Hace dos semanas, cuando lograron ingresar al terreno, armaron un ‘cambuche’ con los materiales que pudieron y ahí se metieron las cuatro familias. El fin de semana pasado acordaron que cada familia armaría el propio, de unos cuatro metros por cuatro metros, pero la lluvia destruyó lo que habían avanzado y perdieron no solo el material sino una buena parte de sus pertenencias; literalmente, se quedaron sin un techo, y soportando las inclemencias del clima.

El resguardo para los menores de edad han sido las casas de los vecinos, quienes solidariamente les ofrecen un espacio más seguro.

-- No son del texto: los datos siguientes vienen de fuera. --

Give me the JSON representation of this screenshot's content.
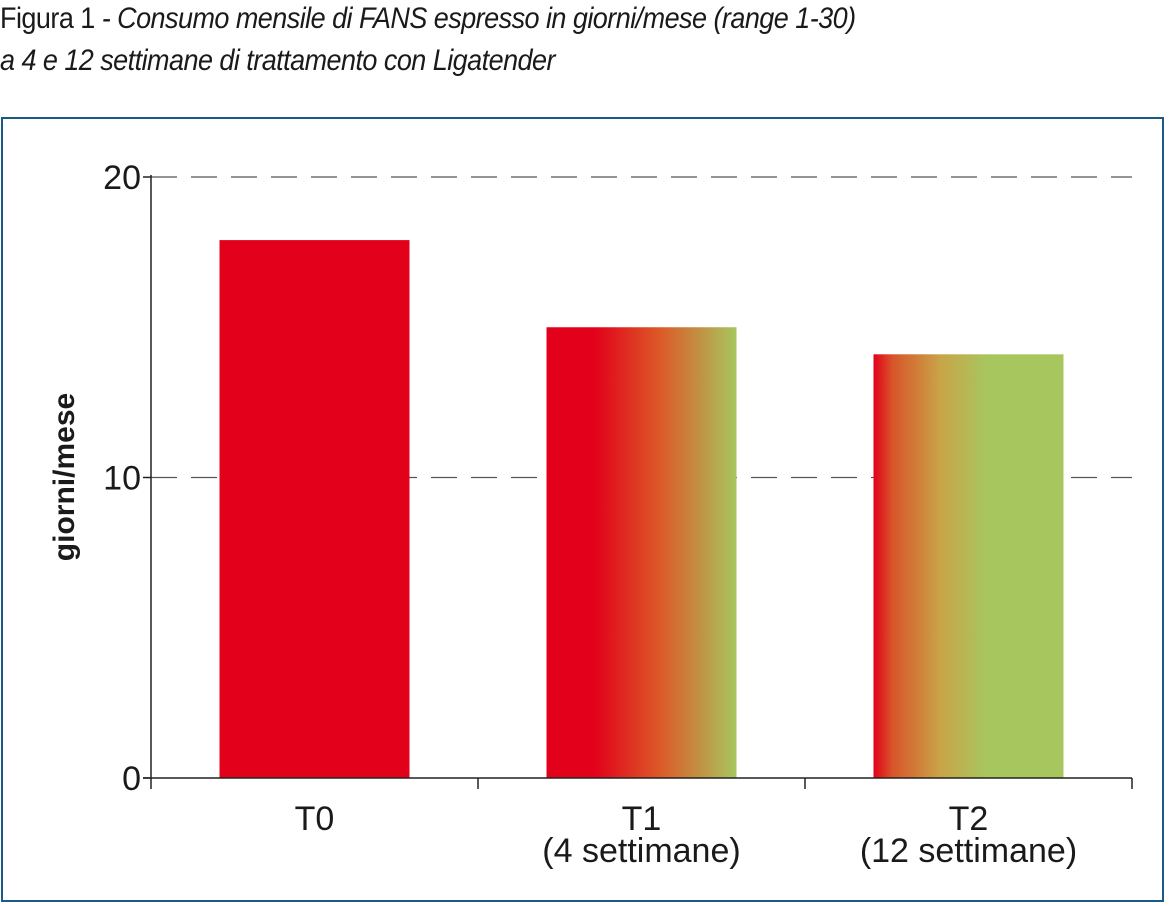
{
  "caption": {
    "figure_label": "Figura 1",
    "line1_rest": " - Consumo mensile di FANS espresso in giorni/mese (range 1-30)",
    "line2": "a 4 e 12 settimane di trattamento con Ligatender"
  },
  "colors": {
    "frame": "#1b5a86",
    "bar_red": "#e2001a",
    "bar_green": "#a8c65e",
    "grid": "#555555"
  },
  "chart_data": {
    "type": "bar",
    "categories": [
      {
        "label": "T0",
        "sublabel": ""
      },
      {
        "label": "T1",
        "sublabel": "(4 settimane)"
      },
      {
        "label": "T2",
        "sublabel": "(12 settimane)"
      }
    ],
    "values": [
      17.9,
      15.0,
      14.1
    ],
    "bar_styles": [
      "solid-red",
      "gradient-red-to-green",
      "gradient-red-to-green-strong"
    ],
    "ylabel": "giorni/mese",
    "xlabel": "",
    "ylim": [
      0,
      20
    ],
    "yticks": [
      0,
      10,
      20
    ],
    "grid": "dashed horizontal at 10 and 20",
    "legend": "none"
  }
}
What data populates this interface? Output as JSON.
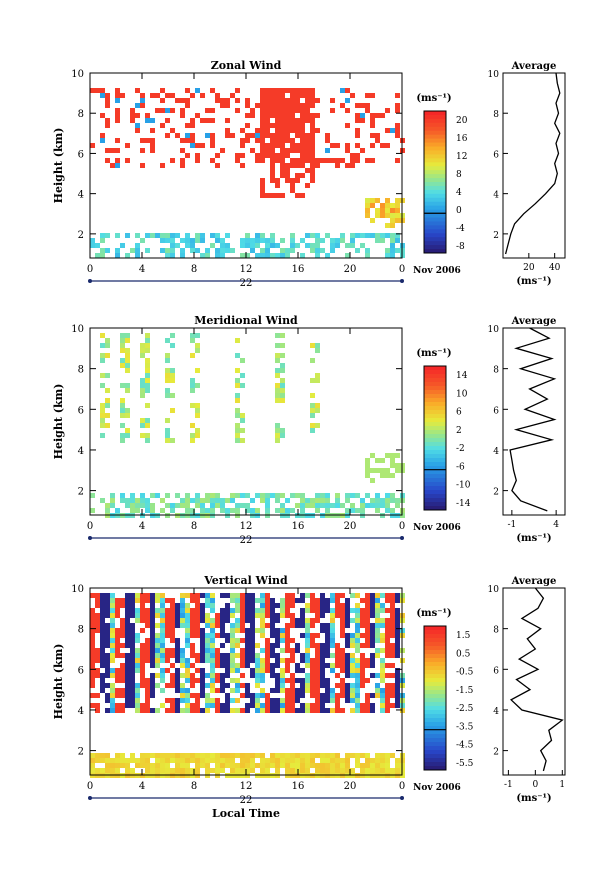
{
  "chart_data": [
    {
      "type": "heatmap",
      "title": "Zonal Wind",
      "xlabel": "",
      "ylabel": "Height (km)",
      "x_ticks": [
        "0",
        "4",
        "8",
        "12",
        "16",
        "20",
        "0"
      ],
      "y_ticks": [
        "2",
        "4",
        "6",
        "8",
        "10"
      ],
      "ylim": [
        0.8,
        10
      ],
      "xlim_hours": [
        0,
        24
      ],
      "day_label": "22",
      "date_label": "Nov 2006",
      "colorbar_unit": "(ms⁻¹)",
      "colorbar_ticks": [
        "20",
        "16",
        "12",
        "8",
        "4",
        "0",
        "-4",
        "-8"
      ],
      "colorbar_range": [
        -10,
        22
      ],
      "profile": {
        "title": "Average",
        "xlabel": "(ms⁻¹)",
        "x_ticks": [
          "20",
          "40"
        ],
        "xlim": [
          0,
          48
        ],
        "y_ticks": [
          "2",
          "4",
          "6",
          "8",
          "10"
        ],
        "heights": [
          1.0,
          1.5,
          2.0,
          2.5,
          3.0,
          3.5,
          4.0,
          4.5,
          5.0,
          5.5,
          6.0,
          6.5,
          7.0,
          7.5,
          8.0,
          8.5,
          9.0,
          9.5,
          10.0
        ],
        "values": [
          2,
          4,
          6,
          9,
          16,
          25,
          33,
          40,
          42,
          40,
          43,
          41,
          44,
          40,
          43,
          41,
          44,
          42,
          41
        ]
      }
    },
    {
      "type": "heatmap",
      "title": "Meridional Wind",
      "xlabel": "",
      "ylabel": "Height (km)",
      "x_ticks": [
        "0",
        "4",
        "8",
        "12",
        "16",
        "20",
        "0"
      ],
      "y_ticks": [
        "2",
        "4",
        "6",
        "8",
        "10"
      ],
      "ylim": [
        0.8,
        10
      ],
      "xlim_hours": [
        0,
        24
      ],
      "day_label": "22",
      "date_label": "Nov 2006",
      "colorbar_unit": "(ms⁻¹)",
      "colorbar_ticks": [
        "14",
        "10",
        "6",
        "2",
        "-2",
        "-6",
        "-10",
        "-14"
      ],
      "colorbar_range": [
        -16,
        16
      ],
      "profile": {
        "title": "Average",
        "xlabel": "(ms⁻¹)",
        "x_ticks": [
          "-1",
          "4"
        ],
        "xlim": [
          -2,
          5
        ],
        "y_ticks": [
          "2",
          "4",
          "6",
          "8",
          "10"
        ],
        "heights": [
          1.0,
          1.5,
          2.0,
          2.5,
          3.0,
          3.5,
          4.0,
          4.5,
          5.0,
          5.5,
          6.0,
          6.5,
          7.0,
          7.5,
          8.0,
          8.5,
          9.0,
          9.5,
          10.0
        ],
        "values": [
          3.0,
          0.0,
          -1.0,
          -0.5,
          -0.8,
          -1.0,
          -1.2,
          3.5,
          -0.5,
          3.8,
          0.5,
          3.0,
          1.0,
          3.8,
          0.0,
          3.5,
          -0.5,
          3.2,
          1.0
        ]
      }
    },
    {
      "type": "heatmap",
      "title": "Vertical Wind",
      "xlabel": "Local Time",
      "ylabel": "Height (km)",
      "x_ticks": [
        "0",
        "4",
        "8",
        "12",
        "16",
        "20",
        "0"
      ],
      "y_ticks": [
        "2",
        "4",
        "6",
        "8",
        "10"
      ],
      "ylim": [
        0.8,
        10
      ],
      "xlim_hours": [
        0,
        24
      ],
      "day_label": "22",
      "date_label": "Nov 2006",
      "colorbar_unit": "(ms⁻¹)",
      "colorbar_ticks": [
        "1.5",
        "0.5",
        "-0.5",
        "-1.5",
        "-2.5",
        "-3.5",
        "-4.5",
        "-5.5"
      ],
      "colorbar_range": [
        -6.5,
        2.0
      ],
      "profile": {
        "title": "Average",
        "xlabel": "(ms⁻¹)",
        "x_ticks": [
          "-1",
          "0",
          "1"
        ],
        "xlim": [
          -1.2,
          1.1
        ],
        "y_ticks": [
          "2",
          "4",
          "6",
          "8",
          "10"
        ],
        "heights": [
          1.0,
          1.5,
          2.0,
          2.5,
          3.0,
          3.5,
          4.0,
          4.5,
          5.0,
          5.5,
          6.0,
          6.5,
          7.0,
          7.5,
          8.0,
          8.5,
          9.0,
          9.5,
          10.0
        ],
        "values": [
          0.3,
          0.4,
          0.2,
          0.6,
          0.5,
          1.0,
          -0.5,
          -0.9,
          -0.2,
          -0.7,
          0.1,
          -0.6,
          0.0,
          -0.3,
          0.2,
          -0.5,
          0.1,
          0.3,
          0.0
        ]
      }
    }
  ]
}
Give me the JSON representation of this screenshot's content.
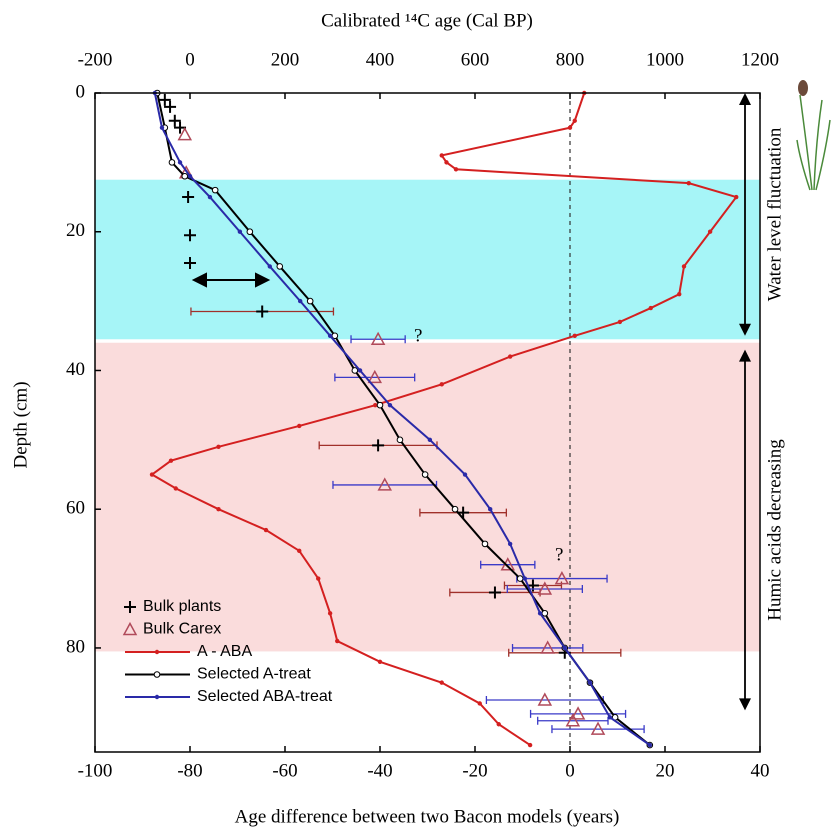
{
  "chart_data": {
    "type": "line",
    "x_label": "Age difference between two Bacon models (years)",
    "x2_label": "Calibrated ¹⁴C age (Cal BP)",
    "y_label": "Depth (cm)",
    "xlim": [
      -100,
      40
    ],
    "xticks": [
      -100,
      -80,
      -60,
      -40,
      -20,
      0,
      20,
      40
    ],
    "x2lim": [
      -200,
      1200
    ],
    "x2ticks": [
      -200,
      0,
      200,
      400,
      600,
      800,
      1000,
      1200
    ],
    "ylim": [
      0,
      95
    ],
    "yticks": [
      0,
      20,
      40,
      60,
      80
    ],
    "y_inverted": true,
    "reference_x": 0,
    "bands": [
      {
        "from": 12.5,
        "to": 35.5,
        "color": "#a6f5f7"
      },
      {
        "from": 36,
        "to": 80.5,
        "color": "#fadcdc"
      }
    ],
    "side_labels": [
      {
        "text": "Water level fluctuation",
        "from": 0,
        "to": 35
      },
      {
        "text": "Humic acids decreasing",
        "from": 37,
        "to": 89
      }
    ],
    "annotations": [
      "?",
      "?"
    ],
    "legend": "lower left",
    "series": [
      {
        "name": "Bulk plants",
        "color": "#000000",
        "error_color": "#a0302a",
        "marker": "plus",
        "line": false,
        "axis": "x2",
        "depth": [
          1,
          2,
          4,
          5,
          15,
          20.5,
          24.5,
          31.5,
          50.8,
          60.5,
          72,
          71,
          80.7
        ],
        "values": [
          -53,
          -42,
          -32,
          -21,
          -4,
          0,
          0,
          152,
          396,
          575,
          642,
          722,
          789
        ],
        "errors": [
          null,
          null,
          null,
          null,
          null,
          null,
          null,
          150,
          124,
          91,
          95,
          60,
          118
        ]
      },
      {
        "name": "Bulk Carex",
        "color": "#b04a5a",
        "error_color": "#3a3ac8",
        "marker": "triangle",
        "line": false,
        "axis": "x2",
        "depth": [
          6,
          11.5,
          35.5,
          41,
          56.5,
          68,
          70,
          71.5,
          80,
          87.5,
          89.5,
          90.5,
          91.7
        ],
        "values": [
          -11,
          -8,
          396,
          389,
          410,
          669,
          783,
          747,
          753,
          747,
          817,
          806,
          859
        ],
        "errors": [
          null,
          null,
          57,
          84,
          109,
          57,
          95,
          79,
          74,
          123,
          100,
          74,
          97
        ]
      },
      {
        "name": "A - ABA",
        "color": "#d42020",
        "marker": "dot",
        "line": true,
        "axis": "x",
        "depth": [
          0,
          4,
          5,
          9,
          10,
          11,
          13,
          15,
          20,
          25,
          29,
          31,
          33,
          35,
          38,
          42,
          45,
          48,
          51,
          53,
          55,
          57,
          60,
          63,
          66,
          70,
          75,
          79,
          82,
          85,
          88,
          91,
          94
        ],
        "values": [
          3,
          1,
          0,
          -27,
          -26,
          -24,
          25,
          35,
          29.5,
          24,
          23,
          17,
          10.5,
          1,
          -12.6,
          -27,
          -41,
          -57,
          -74,
          -84,
          -88,
          -83,
          -74,
          -64,
          -57,
          -53,
          -50.5,
          -49,
          -40,
          -27,
          -19,
          -15,
          -8.4
        ]
      },
      {
        "name": "Selected A-treat",
        "color": "#000000",
        "marker": "circle",
        "line": true,
        "axis": "x2",
        "depth": [
          0,
          5,
          10,
          12,
          14,
          20,
          25,
          30,
          35,
          40,
          45,
          50,
          55,
          60,
          65,
          70,
          75,
          80,
          85,
          90,
          94
        ],
        "values": [
          -69,
          -53,
          -38,
          -11,
          53,
          126,
          189,
          253,
          305,
          347,
          400,
          442,
          495,
          558,
          621,
          695,
          747,
          789,
          842,
          895,
          968
        ]
      },
      {
        "name": "Selected ABA-treat",
        "color": "#2a2aa8",
        "marker": "dot",
        "line": true,
        "axis": "x2",
        "depth": [
          0,
          5,
          10,
          12,
          15,
          20,
          25,
          30,
          35,
          40,
          45,
          50,
          55,
          60,
          65,
          70,
          75,
          80,
          85,
          90,
          94
        ],
        "values": [
          -74,
          -59,
          -21,
          0,
          42,
          105,
          168,
          232,
          295,
          358,
          421,
          505,
          579,
          632,
          674,
          705,
          737,
          789,
          842,
          884,
          968
        ]
      }
    ]
  }
}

El tema preocupa, pero lo que más les inquieta ahora es la presión de un desalojo y el hecho de que personas inescrupulosas han arribadohasta la zona donde permanecen asentadas para solicitarles dinero; es decir, para cobrarles por el área invadida. Y aunque ellos no han respondido a esta solicitud, temen que arremetan contra ellos.

Desde que se conoció la situación, las autoridades policiales son las únicas que han intentado recuperar las zona. Rodríguez subraya no se irán de allí hasta que la Alcaldía de Floridablanca o la Gobernación de Santander los escuche y realmente les brinden una solución.

Con respecto a este tema, Vanguardia intentó buscar alguna respuesta por parte de la Cdmb y Alcaldía pero no se logró obtener ningún pronunciamiento.